Learning to select data for transfer learning

Domain adaptation methods typically seek to identify features that are shared between the domains or learn representations that are general enough to be useful for both domains. This post discusses a complementary approach to domain adaptation that selects data that is useful for training the model.

Learning to select data for transfer learning

This post discusses how Bayesian Optimization can be used to select relevant training data for domain adaptation.

This post originally appeared on the AYLIEN blog.

Introduction

In Machine Learning, the common assumption is that the data our model is applied to is the same, i.e. comes from the same distribution as the data we used for training. This assumption is revealed to be false as soon as we apply our models to the real world: many of the data sources we encounter will be very different from our original training data. In practice, this causes the performance of our model to deteriorate significantly.

Domain adaptation is a prominent approach to transfer learning that can help to bridge this discrepancy between the training and test data. Domain adaptation is a type of transfer learning, which I have written about here. Domain adaptation methods typically seek to identify features that are shared between the domains or learn representations that are general enough to be useful for both domains.

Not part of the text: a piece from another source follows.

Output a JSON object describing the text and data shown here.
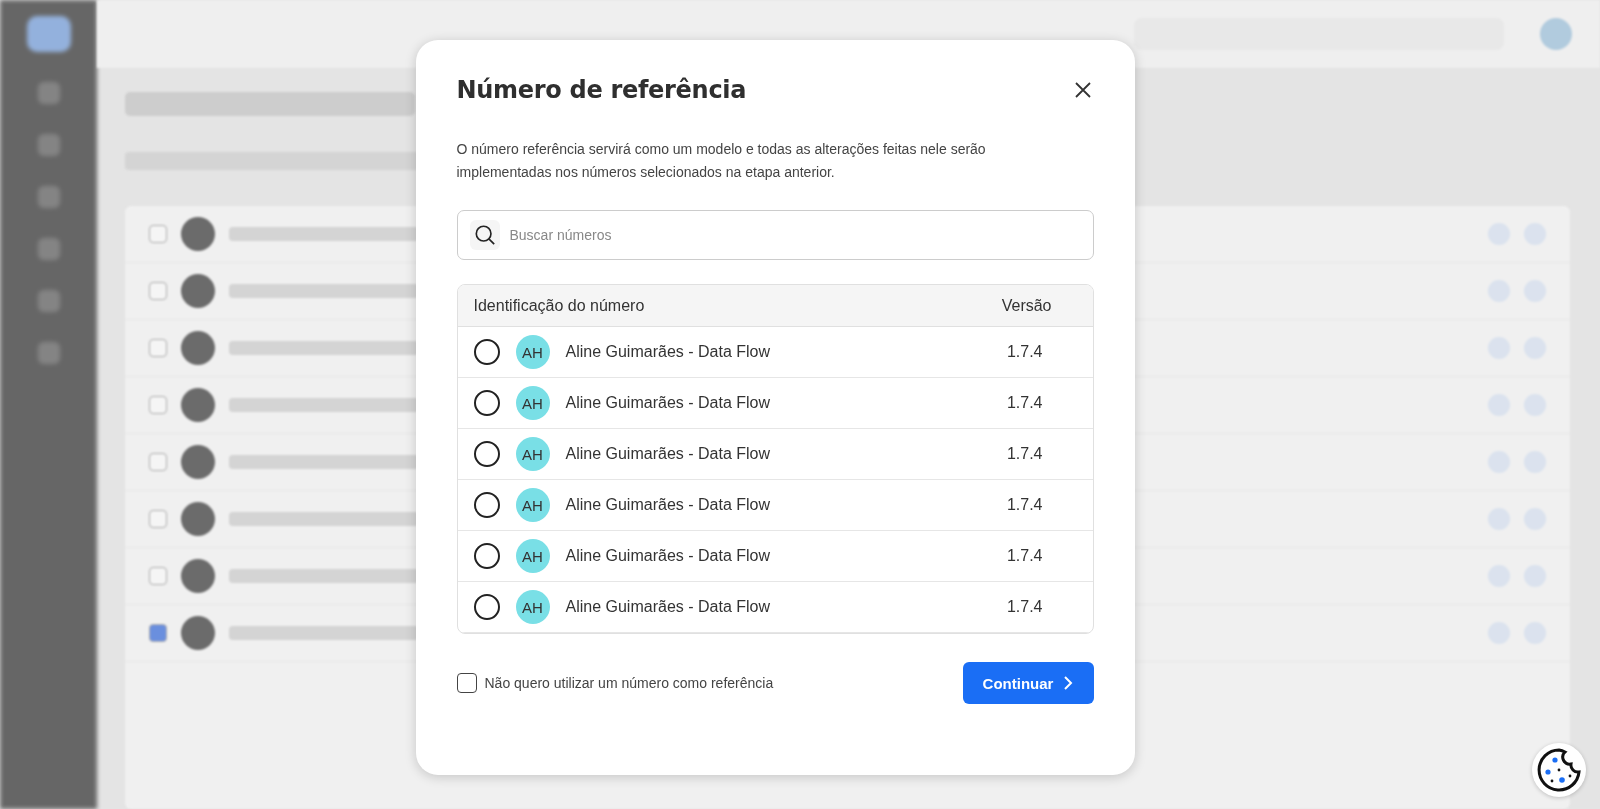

In this blog post, I will discuss the motivation for, and the findings of the recent paper that I published with Barbara Planck. In it, we outline a complementary approach to domain adaptation – rather than learning a model that can adapt between the domains, we will learn to select data that is useful for training our model.

Preventing Negative Transfer

The main motivation behind selecting data for transfer learning is to prevent negative transfer. Negative transfer occurs if the information from our source training data is not only unhelpful but actually counter-productive for doing well on our target domain. The classic example for negative transfer comes from sentiment analysis: if we train a model to predict the sentiment of book reviews, we can expect the model to do well on domains that are similar to book reviews. Transferring a model trained on book reviews to reviews of electronics, however, results in negative transfer, as many of the terms our model learned to associate with a certain sentiment for books, e.g. “page-turner”, “gripping”, or — worse — “dangerous” and “electrifying”, will be meaningless or have different connotations for electronics reviews.

In the classic scenario of adapting from one source to one target domain, the only thing we can do about this is to create a model that is capable of disentangling these shifts in meaning. However, adapting between two very dissimilar domains still fails frequently or leads to painfully poor performance.

In the real world, we typically have access to multiple data sources. In this case, one thing that we can do is to train our model on the data that is most helpful for our target domain. It is unclear, however, what the best way to determine the helpfulness of source data with respect to a target domain is. Existing work generally relies on measures of similarity between the source and the target domain.

Bayesian Optimization for Data Selection

Our hypothesis is that the best way to select training data for transfer learning depends on the task and the target domain. In addition, while existing measures only consider data in relation to the target domain, we also argue that some training examples are inherently more helpful than others.

For these reasons, we propose to learn a data selection measure for transfer learning. We do this using Bayesian Optimization, a framework that has been used successfully to optimize hyperparameters in neural networks and which can be used to optimize any black-box function. We learn this function by defining several features relating to the similarity of the training data to the target domain as well as to its diversity. Over the course of several iterations, the data selection model then learns the importance of each of those features for the relevant task.

Evaluation & Conclusion

We evaluate our approach on three tasks, sentiment analysis, part-of-speech tagging, and dependency parsing and compare our approach to random selection as well as existing methods that select either the most similar source domain or the most similar training examples.

For sentiment analysis on reviews, training on the most similar domain is a strong baseline as review categories are clearly delimited. We significantly improve upon this baseline and demonstrate that diversity complements similarity. We even achieve performance competitive with a state-of-the-art domain adaptation approach, despite not performing any adaptation.

We observe smaller, but consistent improvements for part-of-speech tagging and dependency parsing. Lastly, we evaluate how well learned measures transfer across models, tasks, and domains. We find that learning a data selection measure can be learned with a simpler model, which is used as a proxy for a state-of-the-art model. Transfer across domains is robust, while transfer across tasks holds — as one would expect — for related tasks such as POS tagging and parsing, but fails for dissimilar tasks, e.g. parsing and sentiment analysis.

In the paper, we demonstrate the importance of selecting relevant data for transfer learning. We show that taking into account task and domain-specific characteristics and learning an appropriate data selection measure outperforms off-the-shelf metrics. We find that diversity complements similarity in selecting appropriate training data and that learned measures can be transferred robustly across models, domains, and tasks.

This work will be presented at the 2017 Conference on Empirical Methods in Natural Language Processing. More details can be found in the paper here.